The base price of the 2022 Lexus NX 350h is $42,125. Our tester had the Luxury Package ($7,450) which upgrades the wheels to 20-inch 20-spoke alloys and adds a perforated leather interior with unique chevron seat quilting, four-way lumbar support for the driver, a ten-inch head-up display, a 14-inch touchscreen, a trial of Lexus' Drive Connect with cloud-based navigation, Google points-of-interest data, and intelligent assistant including "Hey Lexus", driver seat, steering wheel and outside mirror memory, a moonroof, a power liftgate with kick sensor, rain-sensing windshield wipers and a power tilt-and-telescopic steering column. That puts the bottom line at $49,575.
It's all good until you get to the new infotainment system. It should be fantastic, right? It does away with the reviled Lexus trackpad, allows you to touch the controls, and maintains a physical knob for volume and two nice, big ones for temperature control.

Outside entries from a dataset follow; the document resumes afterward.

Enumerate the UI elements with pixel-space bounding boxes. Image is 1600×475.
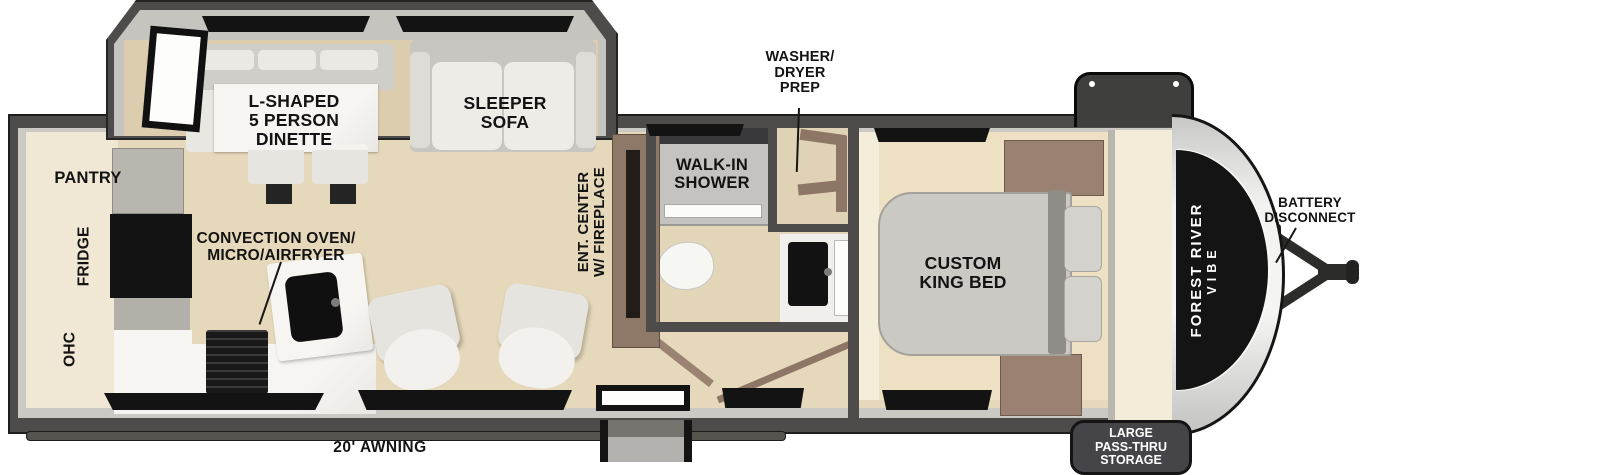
closet-shelf — [836, 136, 847, 212]
label-ohc: OHC — [63, 319, 80, 379]
nightstand-top — [1004, 140, 1104, 196]
window-bedroom-bottom — [882, 390, 992, 410]
closet-wall-horizontal — [768, 224, 858, 232]
bathroom-wall-left — [646, 120, 656, 332]
label-awning: 20' AWNING — [318, 440, 442, 457]
kitchen-faucet — [331, 298, 340, 307]
window-living-bottom — [358, 390, 572, 410]
slide-window-sofa — [396, 16, 574, 32]
propane-cover-bolt — [1173, 81, 1179, 87]
shower-glass — [664, 204, 762, 218]
slide-window-dinette — [202, 16, 370, 32]
label-sleeper-sofa: SLEEPER SOFA — [425, 94, 585, 132]
window-shower-top — [646, 124, 744, 136]
label-walk-in-shower: WALK-IN SHOWER — [650, 157, 774, 193]
label-king-bed: CUSTOM KING BED — [885, 254, 1041, 292]
window-hall-bottom — [722, 388, 804, 408]
pass-thru-storage-label: LARGE PASS-THRU STORAGE — [1095, 427, 1167, 468]
window-bedroom-top — [874, 128, 990, 142]
label-washer-dryer: WASHER/ DRYER PREP — [754, 50, 846, 97]
window-kitchen-bottom — [104, 393, 324, 410]
dinette-stool — [248, 144, 304, 184]
dinette-cushion — [258, 50, 316, 70]
brand-model: VIBE — [1205, 175, 1219, 365]
entry-steps — [600, 420, 692, 462]
bedroom-floor-band — [859, 132, 879, 400]
brand-logo: FOREST RIVER VIBE — [1188, 175, 1232, 365]
rv-floorplan: FOREST RIVER VIBE LARGE PASS-THRU STORAG… — [0, 0, 1600, 475]
vanity-faucet — [824, 268, 832, 276]
brand-name: FOREST RIVER — [1188, 175, 1205, 365]
label-convection: CONVECTION OVEN/ MICRO/AIRFRYER — [162, 231, 390, 264]
bedroom-wall — [848, 116, 859, 430]
label-pantry: PANTRY — [48, 170, 128, 188]
wardrobe — [1108, 130, 1179, 420]
tv — [626, 150, 640, 318]
pass-thru-storage-badge: LARGE PASS-THRU STORAGE — [1070, 420, 1192, 475]
pillow — [1064, 206, 1102, 272]
label-fridge: FRIDGE — [77, 211, 94, 301]
label-ent-center: ENT. CENTER W/ FIREPLACE — [576, 137, 612, 307]
nightstand-bottom — [1000, 354, 1082, 416]
pillow — [1064, 276, 1102, 342]
entry-door — [596, 385, 690, 411]
propane-cover-bolt — [1089, 81, 1095, 87]
label-dinette: L-SHAPED 5 PERSON DINETTE — [214, 92, 374, 149]
dinette-stool — [312, 144, 368, 184]
cooktop — [206, 330, 268, 394]
kitchen-sink — [284, 271, 344, 343]
kitchen-lower-cabinet — [114, 298, 190, 334]
dinette-cushion — [320, 50, 378, 70]
label-battery: BATTERY DISCONNECT — [1248, 196, 1372, 225]
bathroom-wall-bottom — [646, 322, 858, 332]
vanity-sink — [788, 242, 828, 306]
slide-side-window — [142, 26, 209, 133]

But someone at Lexus---well, to be honest, Toyota (the new Tundra has the same system), decided to complicate it.
See, full functionality only happens with an account and an app. That's fine. The app is kinda cool and lets you do some neat stuff---locking and unlocking, starting remotely---keeping track of where the car is and whether it's locked, unlocked, windows are up or down...whatever.
But the infotainment system wants you to log in for things like Apple CarPlay and full functionality. I'll admit to laziness and just using the guest menu when I had the Tundra. But I felt guilty about that, so this time, I went through the process the right way. All this would be fine if you did it once, got in the car and the car remembered who you were. But no---it wants you to log in every. damn. time.
And that doesn't just mean touching the screen where your name appears, it means entering a six-digit personal identification number (PIN). Sound like a pain? Wait until it doesn't work----five times in a row.
I've talked to a few new Toyota and Lexus owners. It's not just our tester. It's not uncommon. They say they've been told there's an over-the-air software update coming that will fix it. But it hasn't happened yet. And these infotainment units have been on the market for six months now.
Lexus and Toyota have incentive to get this cured. Reliability scores are affected dramatically by things like people's frustration with user interfaces. It would be a shame to see Lexus' deservedly tremendous reputation for quality suffer when the car wrapped around the glitchy software is just so good.